Now let’s say that you expand your horizons and learn things, lots of things. You learn to open spreadsheets, read them and – dare I say – create them. There is still another thing.

Trust.

Trust is a funny thing. It’s not something you gain overnight. It’s not created by one major action. From my experience, it comes from the steady buildup of small (i.e., boring) everyday little things you do. Following through, following up, asking questions, listening and truly engaging. Some might call this being present. No one will entrust to you something that is important to them unless they feel that you also feel it’s important.

When you start to do these things, something amazing happens. You start to look past the shiny and “cool.” You start to focus on things that matter, and you develop ideas that create opportunities to make real business impact.

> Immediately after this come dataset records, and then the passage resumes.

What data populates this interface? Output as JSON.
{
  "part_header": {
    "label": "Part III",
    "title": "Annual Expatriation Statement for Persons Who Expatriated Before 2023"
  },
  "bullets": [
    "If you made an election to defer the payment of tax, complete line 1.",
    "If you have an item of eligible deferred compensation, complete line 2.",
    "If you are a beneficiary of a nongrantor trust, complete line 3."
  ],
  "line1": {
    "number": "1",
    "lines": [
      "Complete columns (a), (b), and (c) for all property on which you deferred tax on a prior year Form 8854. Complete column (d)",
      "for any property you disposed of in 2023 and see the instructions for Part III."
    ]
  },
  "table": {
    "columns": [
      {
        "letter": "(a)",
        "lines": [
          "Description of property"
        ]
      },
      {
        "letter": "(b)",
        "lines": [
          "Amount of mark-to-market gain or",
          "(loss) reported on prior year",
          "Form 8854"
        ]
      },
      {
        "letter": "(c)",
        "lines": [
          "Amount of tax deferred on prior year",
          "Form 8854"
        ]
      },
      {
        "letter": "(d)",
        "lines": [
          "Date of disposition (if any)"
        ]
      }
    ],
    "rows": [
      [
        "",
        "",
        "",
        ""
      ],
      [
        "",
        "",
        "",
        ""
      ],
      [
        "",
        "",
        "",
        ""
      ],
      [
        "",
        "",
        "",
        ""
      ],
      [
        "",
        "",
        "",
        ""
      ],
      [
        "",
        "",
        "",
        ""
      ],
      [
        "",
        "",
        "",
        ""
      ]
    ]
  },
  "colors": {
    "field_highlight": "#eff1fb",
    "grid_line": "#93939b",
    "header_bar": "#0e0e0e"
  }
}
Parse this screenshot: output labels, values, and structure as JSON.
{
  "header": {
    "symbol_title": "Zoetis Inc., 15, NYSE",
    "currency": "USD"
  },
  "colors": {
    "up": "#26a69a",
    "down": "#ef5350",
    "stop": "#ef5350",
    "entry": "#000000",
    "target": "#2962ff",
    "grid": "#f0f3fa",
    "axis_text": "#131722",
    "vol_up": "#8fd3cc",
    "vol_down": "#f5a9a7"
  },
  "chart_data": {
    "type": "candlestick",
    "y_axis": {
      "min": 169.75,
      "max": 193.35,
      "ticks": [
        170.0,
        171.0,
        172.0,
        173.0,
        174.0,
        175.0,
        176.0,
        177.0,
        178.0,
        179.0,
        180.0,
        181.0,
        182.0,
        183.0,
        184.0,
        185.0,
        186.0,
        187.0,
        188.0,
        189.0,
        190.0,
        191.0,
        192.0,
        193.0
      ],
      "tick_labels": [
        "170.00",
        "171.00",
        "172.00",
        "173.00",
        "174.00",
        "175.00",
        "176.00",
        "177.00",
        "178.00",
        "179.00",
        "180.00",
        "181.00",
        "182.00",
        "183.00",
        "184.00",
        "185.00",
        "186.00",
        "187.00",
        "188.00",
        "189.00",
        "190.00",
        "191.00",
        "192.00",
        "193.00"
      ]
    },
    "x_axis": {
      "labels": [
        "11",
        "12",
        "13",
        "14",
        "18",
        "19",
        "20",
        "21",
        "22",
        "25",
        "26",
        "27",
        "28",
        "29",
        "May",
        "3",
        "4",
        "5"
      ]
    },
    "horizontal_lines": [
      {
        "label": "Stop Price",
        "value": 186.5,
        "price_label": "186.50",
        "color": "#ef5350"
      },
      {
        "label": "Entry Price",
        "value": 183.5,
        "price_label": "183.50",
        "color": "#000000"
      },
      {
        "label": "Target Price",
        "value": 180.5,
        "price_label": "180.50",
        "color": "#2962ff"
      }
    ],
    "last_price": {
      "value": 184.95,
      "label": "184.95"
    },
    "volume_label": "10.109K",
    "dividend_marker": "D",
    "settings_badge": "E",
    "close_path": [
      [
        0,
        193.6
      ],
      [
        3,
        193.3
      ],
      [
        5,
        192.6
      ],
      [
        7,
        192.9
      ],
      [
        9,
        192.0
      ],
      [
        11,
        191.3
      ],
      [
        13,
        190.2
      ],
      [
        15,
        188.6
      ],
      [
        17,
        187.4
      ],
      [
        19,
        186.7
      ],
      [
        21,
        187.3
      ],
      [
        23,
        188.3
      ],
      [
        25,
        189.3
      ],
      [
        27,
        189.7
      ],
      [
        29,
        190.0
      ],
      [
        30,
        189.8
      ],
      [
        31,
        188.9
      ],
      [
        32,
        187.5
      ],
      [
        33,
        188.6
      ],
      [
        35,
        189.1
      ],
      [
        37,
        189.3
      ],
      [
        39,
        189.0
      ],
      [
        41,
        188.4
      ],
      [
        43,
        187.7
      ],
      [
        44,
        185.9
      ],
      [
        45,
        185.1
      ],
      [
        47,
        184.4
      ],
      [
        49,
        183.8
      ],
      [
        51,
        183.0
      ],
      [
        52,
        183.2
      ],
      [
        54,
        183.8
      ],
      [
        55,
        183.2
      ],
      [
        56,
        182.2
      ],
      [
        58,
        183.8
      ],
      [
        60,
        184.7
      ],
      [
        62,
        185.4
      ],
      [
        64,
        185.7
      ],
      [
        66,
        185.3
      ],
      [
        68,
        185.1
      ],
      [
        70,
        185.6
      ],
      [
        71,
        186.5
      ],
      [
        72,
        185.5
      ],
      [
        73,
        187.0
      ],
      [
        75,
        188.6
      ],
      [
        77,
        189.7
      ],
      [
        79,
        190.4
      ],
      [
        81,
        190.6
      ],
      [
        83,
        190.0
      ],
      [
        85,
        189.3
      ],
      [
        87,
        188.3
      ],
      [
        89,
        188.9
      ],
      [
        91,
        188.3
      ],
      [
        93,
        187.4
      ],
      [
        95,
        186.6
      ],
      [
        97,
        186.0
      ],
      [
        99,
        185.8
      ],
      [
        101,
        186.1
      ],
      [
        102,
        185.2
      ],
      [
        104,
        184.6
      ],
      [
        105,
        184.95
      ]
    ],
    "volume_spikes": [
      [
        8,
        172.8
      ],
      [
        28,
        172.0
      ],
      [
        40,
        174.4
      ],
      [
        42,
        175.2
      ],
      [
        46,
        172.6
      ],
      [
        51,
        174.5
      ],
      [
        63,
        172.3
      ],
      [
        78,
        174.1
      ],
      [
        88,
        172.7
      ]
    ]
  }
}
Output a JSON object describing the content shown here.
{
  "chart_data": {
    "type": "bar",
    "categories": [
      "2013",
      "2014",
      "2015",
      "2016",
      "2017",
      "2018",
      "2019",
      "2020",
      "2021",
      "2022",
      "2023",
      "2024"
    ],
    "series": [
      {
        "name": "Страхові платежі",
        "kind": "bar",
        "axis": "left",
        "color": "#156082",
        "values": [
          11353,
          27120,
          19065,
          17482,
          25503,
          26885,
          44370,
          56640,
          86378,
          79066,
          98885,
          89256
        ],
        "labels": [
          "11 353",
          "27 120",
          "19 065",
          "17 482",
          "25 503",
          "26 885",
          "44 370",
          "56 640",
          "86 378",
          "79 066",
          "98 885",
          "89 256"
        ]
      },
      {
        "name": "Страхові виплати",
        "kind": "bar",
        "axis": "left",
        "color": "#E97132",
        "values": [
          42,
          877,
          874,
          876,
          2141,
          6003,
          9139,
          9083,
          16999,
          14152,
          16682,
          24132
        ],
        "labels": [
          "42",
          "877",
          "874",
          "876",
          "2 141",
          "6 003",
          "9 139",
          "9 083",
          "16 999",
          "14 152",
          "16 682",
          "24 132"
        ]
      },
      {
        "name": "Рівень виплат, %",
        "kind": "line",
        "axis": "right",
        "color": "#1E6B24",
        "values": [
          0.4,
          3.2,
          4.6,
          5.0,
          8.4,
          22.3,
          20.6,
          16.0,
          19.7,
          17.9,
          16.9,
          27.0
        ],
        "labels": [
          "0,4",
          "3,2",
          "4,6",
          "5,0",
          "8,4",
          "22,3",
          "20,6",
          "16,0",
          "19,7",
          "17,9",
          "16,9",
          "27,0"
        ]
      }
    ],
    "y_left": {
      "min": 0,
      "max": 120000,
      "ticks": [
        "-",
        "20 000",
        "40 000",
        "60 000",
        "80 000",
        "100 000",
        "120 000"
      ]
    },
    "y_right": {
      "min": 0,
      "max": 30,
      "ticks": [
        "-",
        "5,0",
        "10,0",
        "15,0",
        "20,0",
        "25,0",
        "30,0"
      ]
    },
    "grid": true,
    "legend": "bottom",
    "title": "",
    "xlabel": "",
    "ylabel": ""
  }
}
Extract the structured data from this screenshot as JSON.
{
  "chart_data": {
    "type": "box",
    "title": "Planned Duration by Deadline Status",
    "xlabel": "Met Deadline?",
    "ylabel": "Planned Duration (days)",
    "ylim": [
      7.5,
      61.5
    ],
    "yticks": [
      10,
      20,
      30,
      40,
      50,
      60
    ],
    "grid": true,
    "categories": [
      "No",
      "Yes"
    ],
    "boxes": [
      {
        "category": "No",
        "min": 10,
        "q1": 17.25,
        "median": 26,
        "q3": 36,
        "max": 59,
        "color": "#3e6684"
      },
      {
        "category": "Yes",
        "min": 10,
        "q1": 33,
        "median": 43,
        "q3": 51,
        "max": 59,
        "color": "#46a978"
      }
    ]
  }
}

Something else changes, too. What you recommend quickly starts to evolve. You go beyond your comfort zone, your expectations. Remember, now you know things. You are plugged in, your purview has expanded, and your ability to amass creative solutions from this new perspective will increase dramatically. Because you can infuse creative thinking into the strategy and balance it with the production realities on the ground, this will make you more valuable. Someone who has a seat at both tables, providing counsel to both.